On Tuesday, GOP chairman Michael Steele gave a much-watched speech in which he declared that the Republican Party was undergoing a "renaissance" and that there was no need for his party to apologize any more for its past mistakes. Such statements showed he was in denial. And he also demonstrated his buffoonery by proclaiming, "Change comes in a tea bag!" This was a reference to those over-hyped (by Fox News) anti-Obama protests held on Tax Day by anti-tax conservatives. By the way, Steele's request to speak at one of these so-called tea parties was turned down by its organizers. But Steele's fantasies appeared to have gone over well with his audience. After all, Steele was speaking to a group of GOP state leaders who were considering a resolution calling on the Democratic Party to rename itself the "Democratic Socialist Party."
Steele's speech has been roundly panned by political journalists. Which shows how bad it was. Nothing would be better for political reporters than a good strong fight between Rs and Ds. A good representation of the consensus thumb's down came from MSNBC's "First Thoughts" newsletter, which summed up Steele's big day:
Steele’s Combative Speech: Talk to those close to the RNC chair, and they'll tell you the most important takeaway from his speech to GOP state chairs yesterday was the following: The party plans to more directly confront Obama. As inviting a target as other Democrats may be (see Pelosi), Steele made the case the party won't make progress without starting to inflict political damage on the actual leader of the Democratic -- er, “Democrat-Socialist” -- Party: Barack Obama. “We aren’t going to be silent,” he said. “We are going to speak up, and we are going to show that we have the courage of our convictions.” But for those looking for something substantial, issue-wise, Steele's speech was lacking. It had one too many clichés, and didn't seem to get into exactly what the Republican Party stands for. But remember who Steele’s audience was yesterday: members of the RNC. And the chairman is still trying to win over the trust of these folks. So he needed to throw them some red meat and didn't need to get into the weeds. Steele's goal yesterday was assert himself as leader of the party, and he probably took a step forward with these party insiders. Still, it raises an interesting question for all Republican leaders: Just what does the party stand for? It seemed to be a struggle for Steele yesterday.

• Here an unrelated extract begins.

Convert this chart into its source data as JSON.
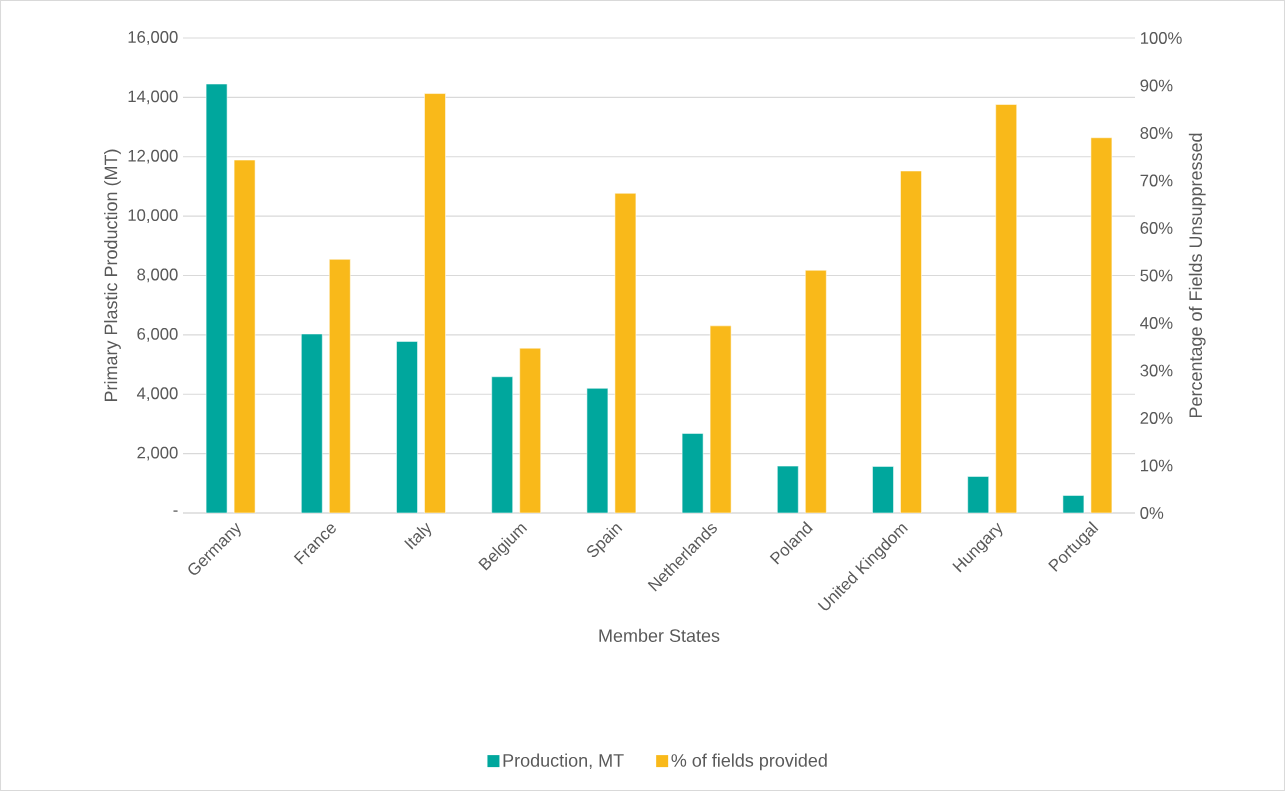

Move Along, Folks, Nothing To See Here: Also in his speech yesterday, Steele boldly declared that the Republican Party has turned the corner. “The time for trying to fix or focus on the past has ended…The introspection is now over. The corner has been turned.” But when Steele and other Republicans cite spending and the ways of Washington as the only reasons why they find themselves out of power and at all-time lows in polls, we're not so sure they've learned the lessons from 2006 and 2008 -- which also included Iraq, Hurricane Katrina, the U.S. attorneys scandal, Harriet Miers, and Terri Schiavo. What do those things have in common? Ideology and favoritism trumped competence and governance; confrontation was more important than compromise. And Republican leaders often stood by and didn’t raise objections. To win elections, you have to win the middle, and right now the middle is breaking Obama’s way, with Arlen Specter joining the Democrats and Jon Huntsman about to work for the administration. One other thing: As Adam Nagourney recently wrote, tone matters in politics. Are RNC members really going to pass a resolution today calling the Democratic Party the “Democrat-Socialist Party”?
The basic GOP problem is that Republican red meat is not in much demand...beyond RNC meetings. Sure, Steele can bolster his tentative standing in the party by going crazy on Obama and the Ds, but until the party is in the hands of savvy political strategists who know how to win elections, the Democrats can worry more about their own actions than those of the opposition.